This opens the Doris SQL client, and you can now run queries against your lakehouse. We'll use this later to query the Iceberg tables.

Step 2 – Set Up OLake for CDC Ingestion​

Now we'll configure OLake to capture changes from your PostgreSQL database and write them to Iceberg tables.

Start OLake UI​

Open a new terminal session on your cloud instance and deploy OLake:

curl -sSL https://raw.githubusercontent.com/datazip-inc/olake-ui/master/docker-compose.yml | docker compose -f - up -d

This starts the OLake UI and backend services. OLake runs on port 8000, but since it's on your remote cloud instance, you'll need to access it from your local machine.

Set Up SSH Port Forwarding​

To access both OLake UI and MinIO from your local browser, create SSH tunnels. Run these commands on your local machine (not on the cloud instance):

ssh -L 8000:localhost:8000 olake-server
ssh -L 19002:localhost:19002 olake-server

What's happening here?

• -L 8000:localhost:8000: Forwards local port 8000 to the instance's port 8000 (OLake UI)
• -L 19002:localhost:19002: Forwards local port 19002 to the instance's port 19002 (MinIO)

Host olake-server
  HostName <YOUR_INSTANCE_PUBLIC_IP>
  User azureuser
  IdentityFile <PATH_TO_YOUR_PEM_FILE>

Access the Web Interfaces​

With port forwarding active, you can now access both services from your local browser:

• OLake UI: http://INSTANCE_IP:8000
• MinIO Console: http://INSTANCE_IP:19002

Replace INSTANCE_IP with your cloud instance's public IP address.

Prepare MinIO Storage​

MinIO needs a bucket to store Iceberg table data:

1. Open MinIO at http://INSTANCE_IP:19002
2. Login with default credentials (typically admin / password)
3. Create a new bucket named warehouse

This bucket will hold all your Iceberg table data files (Parquet) and metadata (JSON/Avro).

Configure OLake Job​

Now let's configure OLake to sync data from your source database to Iceberg.

Create Source Connection:

1. In OLake UI, navigate to Sources → Create Source
2. Choose your source database type (PostgreSQL, MySQL, MongoDB, etc.)
3. Enter connection details:
   • Host, port, database name
   • Username and password
   • For PostgreSQL CDC: Enable logical replication and provide publication/slot names, etc.

You can follow a detailed doc for creating postgres source connection.

Create Destination (Iceberg):

Setup the config like this,

For any other detail you can check out our official documentation.

Create and Run Job:

1. Navigate to Jobs → Create Job
2. Select your source and destination
3. Choose tables/collections to sync
4. Select sync mode:
   • Full Refresh + CDC: Initial snapshot followed by real-time changes
   • CDC Only: Stream only new changes
5. Start the sync

You can check out our official documentation for a detailed workflow from creating your job pipeline to managing ongoing sync operations.

Step 3 – Query Your Iceberg Tables with Doris​

With OLake continuously syncing data to Iceberg, it's time to query that data using Apache Doris.

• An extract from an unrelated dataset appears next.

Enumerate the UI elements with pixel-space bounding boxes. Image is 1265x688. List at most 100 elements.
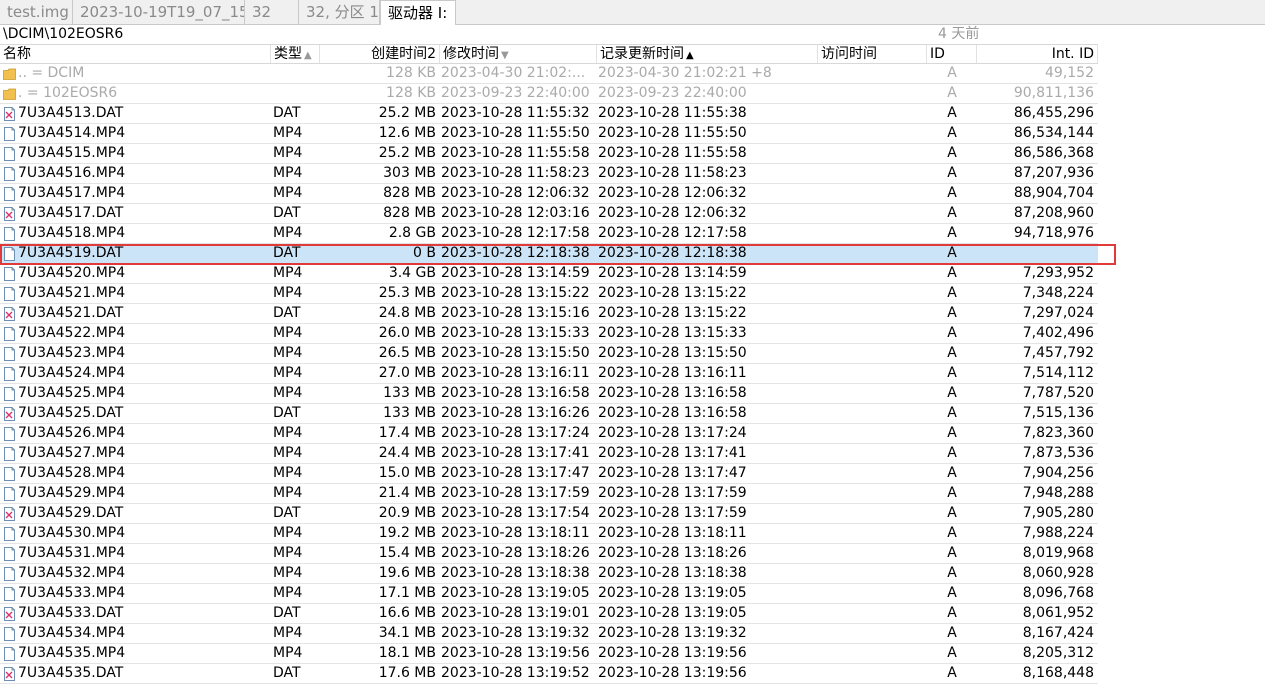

Let's explore your lakehouse!

Connect to Doris​

Now, in the Doris CLI which we created in Step 1, run the following commands.

List all available catalogs in Doris:

SHOW CATALOGS;

You should see the iceberg catalog listed. This catalog was pre-configured in the docker-compose setup to point to the REST catalog.

Switch to Iceberg Catalog​

Set the Iceberg catalog as your active context:

SWITCH iceberg;

Now all queries will run against Iceberg tables unless you explicitly specify another catalog.

Refresh Catalog Metadata​

The Iceberg catalog might not immediately reflect newly created tables. Refresh it to pull the latest metadata:

REFRESH CATALOG iceberg;

Why refresh? Doris caches catalog metadata for performance. When OLake creates new tables or updates schemas, refreshing ensures Doris sees the latest state.

Explore Your Data​

List all databases (namespaces in Iceberg terminology):

SHOW DATABASES;

Switch to your database:

USE <database_name>;

List all tables:

SHOW TABLES;

Query Your Synced Data​

Now run a simple query:

SELECT * FROM iceberg.<database_name>.<table_name> LIMIT 10;

What you're seeing: Data from your source database, stored in Iceberg format, queried through Doris's MPP engine. No data movement, no duplication — just direct querying from object storage.

Troubleshooting​

ERROR 1105 (HY000): errCode = 2, detailMessage = There is no scanNode Backend available.[10002: not alive]​

You need to set vm.max_map_count to 2000000 under root. So, run this command:

sudo sysctl -w vm.max_map_count=2000000

then restart your Doris BE and then run your table query command and it should work fine.

Happy Engineering! Happy Iceberg!